Hören Sie auf, mit Ihren SIPA-Rotationsförderern zu raten!
Ist Ihnen schon aufgefallen, dass die PET-Flaschen mit ungleichmäßiger Wanddicke herausskommen? Oder vielleicht beobachten Sie einen Anstieg an Fehlern, deren Ursache man nicht erkennen kann.
Meistens liegt das Problem an Infrarotlampen mit leicht unterschiedlichen Leistungswerten oder Spannungstoleranzen. Dadurch entsteht eine ungleichmäßige Erwärmung des Materials. Das klingt nach einer kleinen Unregelmäßigkeit – doch in einem Hochgeschwindigkeitsofen ist das ein echtes Problem. Wir bauen unsere Ersatzlampen für Chumpower- und SIPA-Systeme so, dass sie identisch sind. Kein Raten nötig – einfach 100-prozentige Konstanz in der gesamten Anlage.
Warum ein paar Watt wirklich wichtig sind
Man könnte meinen, dass eine Differenz von 5 % im Leistungswert kein großes Problem sei. Doch diese kleine Differenz beeinflusst, wie die Wärme auf das Kunststoffmaterial wirkt. In einem schnellen Rotationsofen entstehen dadurch „Kaltstellen“. Der PLC kann dieses Problem nicht in Echtzeit beheben. Wenn man eine 250-Watt-Lampe einsetzt, obwohl die Maschine 270 Watt erwartet, erreicht das Material die kritische Glasübergangstemperatur nicht schnell genug.
Das Ergebnis? Man muss den gesamten Prozess verlangsamen, um die Flaschen richtig herzustellen. Das bedeutet finanzielle Verluste.
Hochwertiges Material für extreme Bedingungen
Wir verwenden hochreines Quarzglas – schließlich müssen diese Lampen starken Belastungen standhalten. Die thermischen Schwingungen durch schnelles Betriebsverhalten sind enorm, und billiges Glas hält dem nicht stand.

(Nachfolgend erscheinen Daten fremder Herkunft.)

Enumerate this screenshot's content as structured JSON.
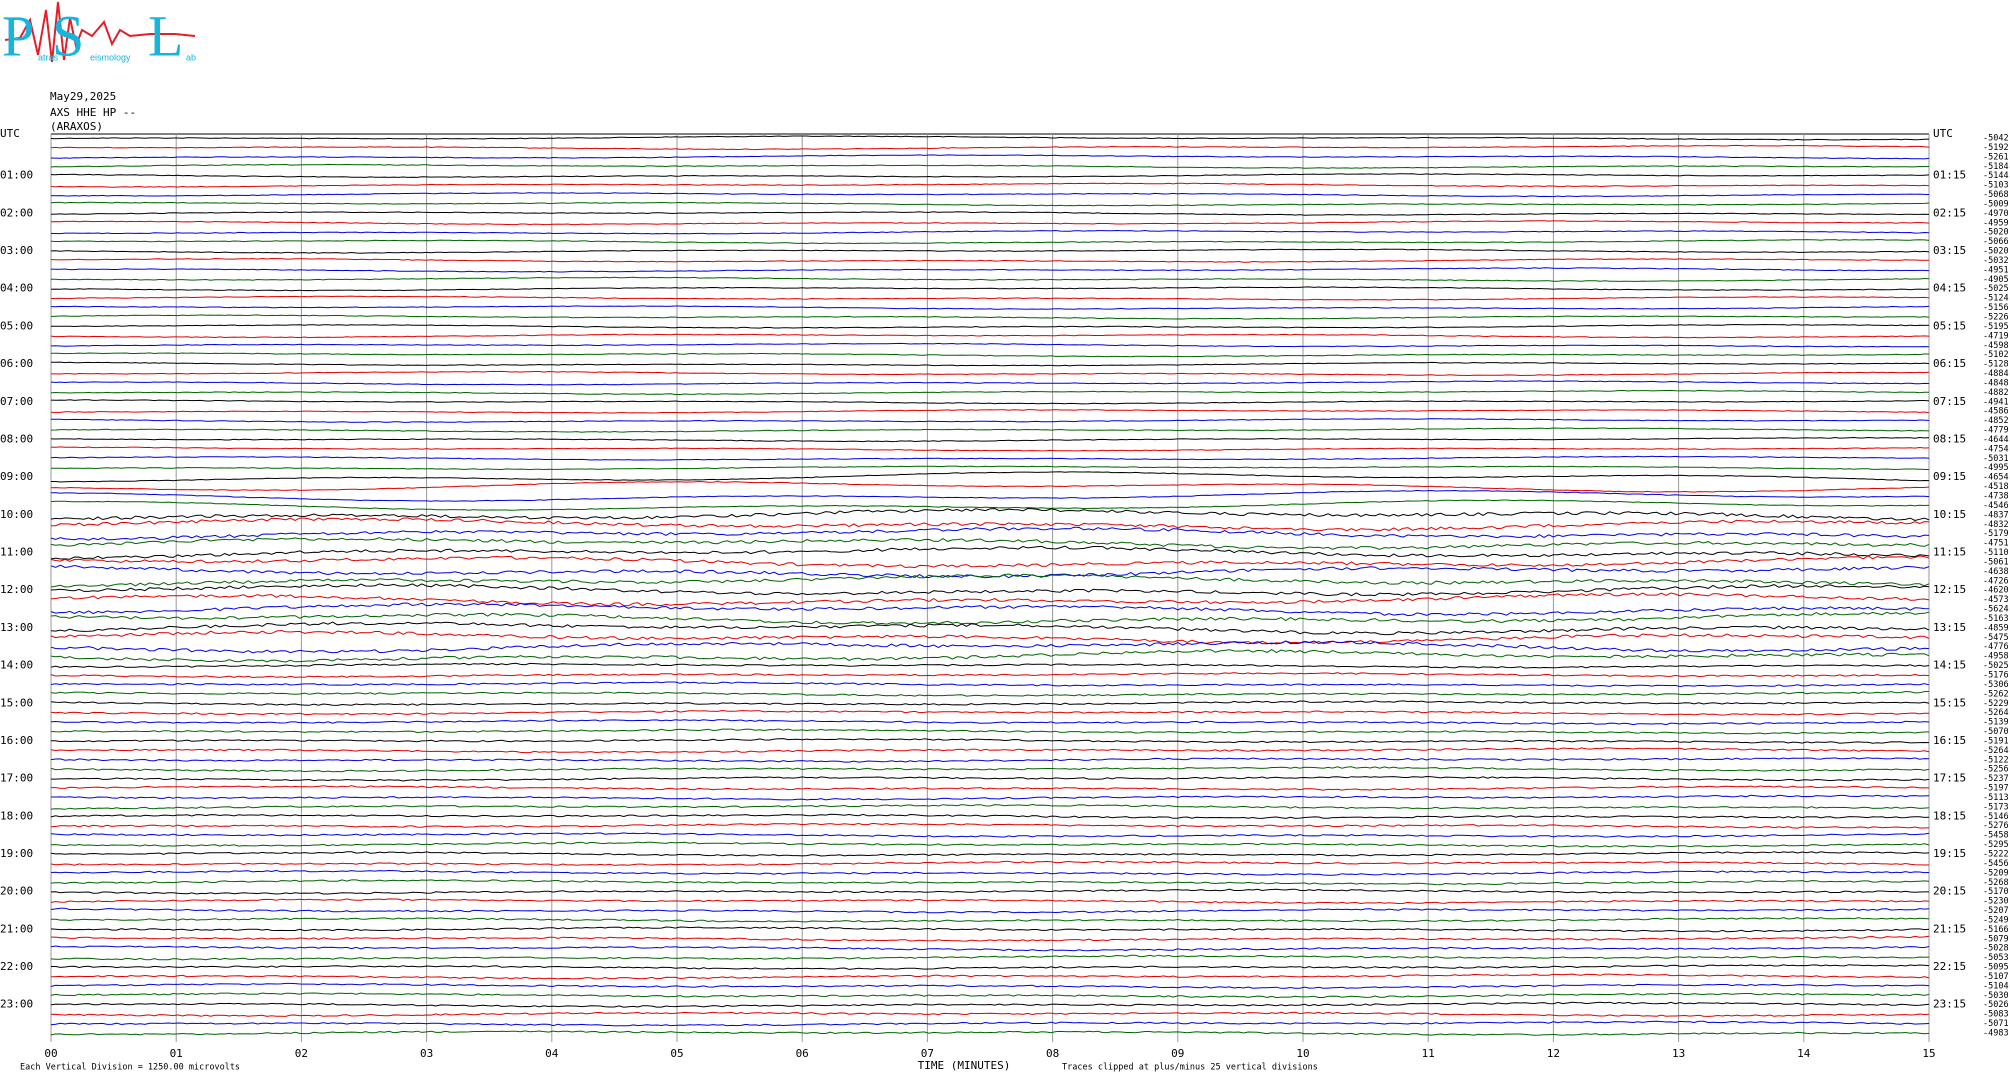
{
  "logo": {
    "letters": [
      "P",
      "S",
      "L"
    ],
    "words": [
      "atras",
      "eismology",
      "ab"
    ]
  },
  "header": {
    "date": "May29,2025",
    "station": "AXS HHE HP --",
    "location": "(ARAXOS)"
  },
  "left_labels": [
    "UTC",
    "01:00",
    "02:00",
    "03:00",
    "04:00",
    "05:00",
    "06:00",
    "07:00",
    "08:00",
    "09:00",
    "10:00",
    "11:00",
    "12:00",
    "13:00",
    "14:00",
    "15:00",
    "16:00",
    "17:00",
    "18:00",
    "19:00",
    "20:00",
    "21:00",
    "22:00",
    "23:00"
  ],
  "right_labels": [
    "UTC",
    "01:15",
    "02:15",
    "03:15",
    "04:15",
    "05:15",
    "06:15",
    "07:15",
    "08:15",
    "09:15",
    "10:15",
    "11:15",
    "12:15",
    "13:15",
    "14:15",
    "15:15",
    "16:15",
    "17:15",
    "18:15",
    "19:15",
    "20:15",
    "21:15",
    "22:15",
    "23:15"
  ],
  "trace_offsets": [
    -5042,
    -5192,
    -5261,
    -5184,
    -5144,
    -5103,
    -5068,
    -5009,
    -4970,
    -4959,
    -5020,
    -5066,
    -5020,
    -5032,
    -4951,
    -4905,
    -5025,
    -5124,
    -5156,
    -5226,
    -5195,
    -4719,
    -4598,
    -5102,
    -5128,
    -4884,
    -4848,
    -4882,
    -4941,
    -4586,
    -4852,
    -4779,
    -4644,
    -4754,
    -5031,
    -4995,
    -4654,
    -4518,
    -4738,
    -4546,
    -4837,
    -4832,
    -5179,
    -4751,
    -5110,
    -5061,
    -4638,
    -4726,
    -4620,
    -4573,
    -5624,
    -5163,
    -4859,
    -5475,
    -4776,
    -4958,
    -5025,
    -5176,
    -5306,
    -5262,
    -5229,
    -5264,
    -5139,
    -5070,
    -5191,
    -5264,
    -5122,
    -5256,
    -5237,
    -5197,
    -5113,
    -5173,
    -5146,
    -5276,
    -5458,
    -5295,
    -5222,
    -5456,
    -5209,
    -5268,
    -5170,
    -5230,
    -5207,
    -5249,
    -5166,
    -5079,
    -5028,
    -5053,
    -5095,
    -5107,
    -5104,
    -5030,
    -5026,
    -5083,
    -5071,
    -4983
  ],
  "trace_colors": [
    "#000000",
    "#e00000",
    "#0000e0",
    "#006400"
  ],
  "x_axis": {
    "ticks": [
      "00",
      "01",
      "02",
      "03",
      "04",
      "05",
      "06",
      "07",
      "08",
      "09",
      "10",
      "11",
      "12",
      "13",
      "14",
      "15"
    ],
    "title": "TIME (MINUTES)"
  },
  "footer": {
    "division": "Each Vertical Division = 1250.00 microvolts",
    "clip": "Traces clipped at plus/minus 25 vertical divisions"
  }
}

Die Glühfäden sind auf kurzwelliges Infrarot abgestimmt. Die Wärme dringt nicht nur an der Oberfläche ein, sondern auch tief in das PET-Material hinein. Zudem ist die Installation sehr einfach. Egal, ob es sich um R7s- oder SK15-Anschlüsse handelt – es handelt sich dabei um passgenaue Ersatzteile. Kein Umstecken der Kabel, keine Probleme. Man tauscht einfach die defekte Lampe aus, verschließt sie und kann weiterarbeiten.

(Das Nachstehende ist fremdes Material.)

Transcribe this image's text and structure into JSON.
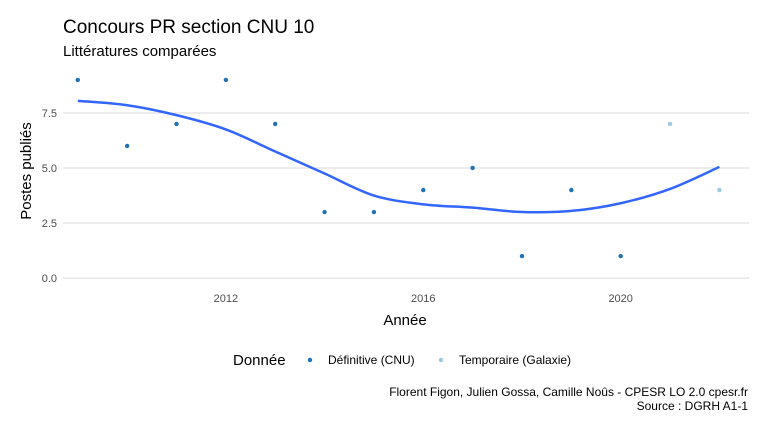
{
  "chart_data": {
    "type": "scatter",
    "title": "Concours PR section CNU 10",
    "subtitle": "Littératures comparées",
    "xlabel": "Année",
    "ylabel": "Postes publiés",
    "xlim": [
      2008.7,
      2022.6
    ],
    "ylim": [
      -0.45,
      9.45
    ],
    "x_ticks": [
      2012,
      2016,
      2020
    ],
    "y_ticks": [
      0.0,
      2.5,
      5.0,
      7.5
    ],
    "x_tick_labels": [
      "2012",
      "2016",
      "2020"
    ],
    "y_tick_labels": [
      "0.0",
      "2.5",
      "5.0",
      "7.5"
    ],
    "grid": true,
    "legend": {
      "title": "Donnée",
      "position": "bottom",
      "entries": [
        "Définitive (CNU)",
        "Temporaire (Galaxie)"
      ]
    },
    "series": [
      {
        "name": "Définitive (CNU)",
        "color": "#2171b5",
        "x": [
          2009,
          2010,
          2011,
          2012,
          2013,
          2014,
          2015,
          2016,
          2017,
          2018,
          2019,
          2020
        ],
        "y": [
          9,
          6,
          7,
          9,
          7,
          3,
          3,
          4,
          5,
          1,
          4,
          1
        ]
      },
      {
        "name": "Temporaire (Galaxie)",
        "color": "#9ecae1",
        "x": [
          2021,
          2022
        ],
        "y": [
          7,
          4
        ]
      }
    ],
    "smooth": {
      "color": "#3366ff",
      "x": [
        2009,
        2010,
        2011,
        2012,
        2013,
        2014,
        2015,
        2016,
        2017,
        2018,
        2019,
        2020,
        2021,
        2022
      ],
      "y": [
        8.05,
        7.85,
        7.4,
        6.75,
        5.75,
        4.75,
        3.75,
        3.35,
        3.2,
        3.0,
        3.05,
        3.4,
        4.05,
        5.05
      ]
    }
  },
  "caption": {
    "line1": "Florent Figon, Julien Gossa, Camille Noûs - CPESR LO 2.0 cpesr.fr",
    "line2": "Source : DGRH A1-1"
  }
}
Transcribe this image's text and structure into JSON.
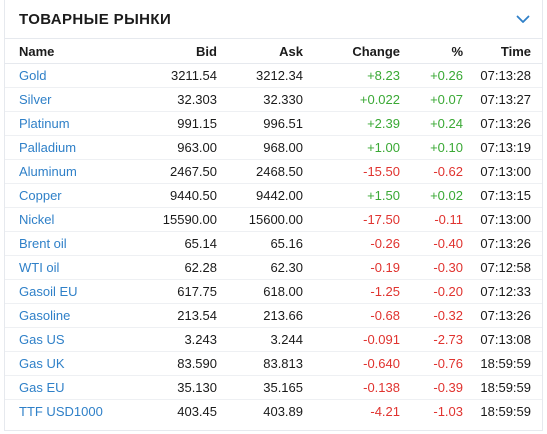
{
  "widget": {
    "title": "ТОВАРНЫЕ РЫНКИ",
    "collapse_icon": "chevron-down-icon",
    "accent_color": "#2f80c8",
    "positive_color": "#3aa935",
    "negative_color": "#e0332f"
  },
  "table": {
    "headers": {
      "name": "Name",
      "bid": "Bid",
      "ask": "Ask",
      "change": "Change",
      "pct": "%",
      "time": "Time"
    },
    "rows": [
      {
        "name": "Gold",
        "bid": "3211.54",
        "ask": "3212.34",
        "change": "+8.23",
        "pct": "+0.26",
        "time": "07:13:28",
        "dir": "pos"
      },
      {
        "name": "Silver",
        "bid": "32.303",
        "ask": "32.330",
        "change": "+0.022",
        "pct": "+0.07",
        "time": "07:13:27",
        "dir": "pos"
      },
      {
        "name": "Platinum",
        "bid": "991.15",
        "ask": "996.51",
        "change": "+2.39",
        "pct": "+0.24",
        "time": "07:13:26",
        "dir": "pos"
      },
      {
        "name": "Palladium",
        "bid": "963.00",
        "ask": "968.00",
        "change": "+1.00",
        "pct": "+0.10",
        "time": "07:13:19",
        "dir": "pos"
      },
      {
        "name": "Aluminum",
        "bid": "2467.50",
        "ask": "2468.50",
        "change": "-15.50",
        "pct": "-0.62",
        "time": "07:13:00",
        "dir": "neg"
      },
      {
        "name": "Copper",
        "bid": "9440.50",
        "ask": "9442.00",
        "change": "+1.50",
        "pct": "+0.02",
        "time": "07:13:15",
        "dir": "pos"
      },
      {
        "name": "Nickel",
        "bid": "15590.00",
        "ask": "15600.00",
        "change": "-17.50",
        "pct": "-0.11",
        "time": "07:13:00",
        "dir": "neg"
      },
      {
        "name": "Brent oil",
        "bid": "65.14",
        "ask": "65.16",
        "change": "-0.26",
        "pct": "-0.40",
        "time": "07:13:26",
        "dir": "neg"
      },
      {
        "name": "WTI oil",
        "bid": "62.28",
        "ask": "62.30",
        "change": "-0.19",
        "pct": "-0.30",
        "time": "07:12:58",
        "dir": "neg"
      },
      {
        "name": "Gasoil EU",
        "bid": "617.75",
        "ask": "618.00",
        "change": "-1.25",
        "pct": "-0.20",
        "time": "07:12:33",
        "dir": "neg"
      },
      {
        "name": "Gasoline",
        "bid": "213.54",
        "ask": "213.66",
        "change": "-0.68",
        "pct": "-0.32",
        "time": "07:13:26",
        "dir": "neg"
      },
      {
        "name": "Gas US",
        "bid": "3.243",
        "ask": "3.244",
        "change": "-0.091",
        "pct": "-2.73",
        "time": "07:13:08",
        "dir": "neg"
      },
      {
        "name": "Gas UK",
        "bid": "83.590",
        "ask": "83.813",
        "change": "-0.640",
        "pct": "-0.76",
        "time": "18:59:59",
        "dir": "neg"
      },
      {
        "name": "Gas EU",
        "bid": "35.130",
        "ask": "35.165",
        "change": "-0.138",
        "pct": "-0.39",
        "time": "18:59:59",
        "dir": "neg"
      },
      {
        "name": "TTF USD1000",
        "bid": "403.45",
        "ask": "403.89",
        "change": "-4.21",
        "pct": "-1.03",
        "time": "18:59:59",
        "dir": "neg"
      }
    ]
  }
}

Noch eines: Überprüfen Sie Ihre Anschlüsse
Es ist verlockend, einfach Lampen mit höherer Leistung einzusetzen, um mit dickeren Flaschen umzugehen. Seien Sie jedoch vorsichtig. Mehr Leistung bedeutet mehr Belastung für die elektrischen Kontakte. Bevor Sie eine neue Lampe einsetzen, schauen Sie sich die Anschlüsse genau an. Sind sie verbrannt oder korrodiert, dann sollten Sie aufhören. Korrosion führt zu Widerständen, was wiederum zu Problemen führt. Wenn Sie schmutzige Anschlüsse ignorieren, wird Ihre neue Lampe viel schneller kaputtgehen, als es sollte. Halten Sie die Kontakte sauber – dann bleibt die Leistung konstant.